According to researchers at the University of Washington and the University of California, Berkeley, 90% of adults had at least one caffeinated drink a week, while 74% of people 15 and over regularly have a drink containing alcohol.

Coffee and alcohol

Scientists expected based on previous research the combination of the world’s two most popular psychoactive drugs would negatively impact sleep. But their study of financial traders discovered an unusual result.

Researcher Frank Song from the study said to Mirage News: “Compared to the nights when you might have one or the other, we thought we were going to see additional decline in subjective sleep quality or sleep duration.

“But actually, that interaction effect was the opposite of what we expected and ended up having an effect of offsetting each other’s negative impact on quality or quantity. And this was very intriguing to us.”

Self-medicating

He said some participants showed signs of self-medicating with the effects of one drug to overcome the other. However, although in the short term it appeared to create greater alertness by using caffeine to “wipe off the hangover”, in the longer term it was less positive.

The group of 17 financial traders logged their drinks consumption, and both independent use of caffeine and alcohol were logged. Caffeine reduced sleep quantity by 10 minutes per cup, alcohol reported a 4% decline.
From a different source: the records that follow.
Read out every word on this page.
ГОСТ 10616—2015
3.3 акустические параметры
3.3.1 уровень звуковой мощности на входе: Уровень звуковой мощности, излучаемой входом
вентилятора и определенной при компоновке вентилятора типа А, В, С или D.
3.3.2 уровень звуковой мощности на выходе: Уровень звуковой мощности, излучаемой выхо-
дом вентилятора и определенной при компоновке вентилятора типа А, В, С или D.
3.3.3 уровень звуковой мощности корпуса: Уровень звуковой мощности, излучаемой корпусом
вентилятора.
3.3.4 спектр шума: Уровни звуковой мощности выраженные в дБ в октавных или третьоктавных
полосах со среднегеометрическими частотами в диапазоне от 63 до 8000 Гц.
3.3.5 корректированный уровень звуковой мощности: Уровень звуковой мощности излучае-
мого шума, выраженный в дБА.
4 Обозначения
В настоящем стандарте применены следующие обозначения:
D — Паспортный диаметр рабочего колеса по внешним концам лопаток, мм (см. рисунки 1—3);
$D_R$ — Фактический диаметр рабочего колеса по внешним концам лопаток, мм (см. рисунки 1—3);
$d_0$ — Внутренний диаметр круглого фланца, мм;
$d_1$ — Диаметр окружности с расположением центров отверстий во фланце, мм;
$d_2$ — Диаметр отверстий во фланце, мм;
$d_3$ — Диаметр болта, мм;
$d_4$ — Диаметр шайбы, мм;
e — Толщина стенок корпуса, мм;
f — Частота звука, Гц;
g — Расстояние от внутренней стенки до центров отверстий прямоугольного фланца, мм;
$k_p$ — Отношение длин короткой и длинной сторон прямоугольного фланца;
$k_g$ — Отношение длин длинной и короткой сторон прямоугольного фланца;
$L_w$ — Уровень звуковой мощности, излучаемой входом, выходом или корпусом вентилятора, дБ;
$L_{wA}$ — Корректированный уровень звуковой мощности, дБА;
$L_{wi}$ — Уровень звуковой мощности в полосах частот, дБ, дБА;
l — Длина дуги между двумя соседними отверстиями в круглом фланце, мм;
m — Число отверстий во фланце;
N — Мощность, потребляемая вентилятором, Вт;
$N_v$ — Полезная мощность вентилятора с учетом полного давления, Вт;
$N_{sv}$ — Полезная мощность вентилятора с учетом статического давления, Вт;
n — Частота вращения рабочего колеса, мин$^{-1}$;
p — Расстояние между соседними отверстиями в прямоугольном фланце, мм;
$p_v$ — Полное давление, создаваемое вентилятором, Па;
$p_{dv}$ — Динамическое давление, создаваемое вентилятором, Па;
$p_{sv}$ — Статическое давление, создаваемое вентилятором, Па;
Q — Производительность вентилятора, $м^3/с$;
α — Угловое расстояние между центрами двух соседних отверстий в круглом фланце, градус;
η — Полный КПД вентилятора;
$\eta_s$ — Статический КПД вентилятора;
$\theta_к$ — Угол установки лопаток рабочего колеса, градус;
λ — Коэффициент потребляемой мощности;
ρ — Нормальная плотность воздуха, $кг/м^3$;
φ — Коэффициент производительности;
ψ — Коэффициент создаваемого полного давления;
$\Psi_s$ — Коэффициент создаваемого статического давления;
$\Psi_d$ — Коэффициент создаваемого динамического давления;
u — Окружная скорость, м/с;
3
But when these drinks were in combination, the results were unexpected.

The scientists reported: “Having tested the independent contributions of caffeine and alcohol consumption on sleep, we next sought to examine the dual, interacting effects of combined-use caffeine and alcohol on night-time sleep, rather than either alone.

“Somewhat contrary to the hypothesis prediction, when alcohol was consumed in combination with prior caffeine consumption, the interaction between the two substances had a positive effect on subjective sleep quality. This would suggest that the known sedative influence of alcohol may mask the otherwise detrimental psychoactive alerting impact of prior caffeine consumption on overall subjective sleep quality.

“Therefore, the daytime stimulant effects of caffeine and the night-time sedating effects of alcohol may act to leave the subjective perception of sleep quality indifferent.”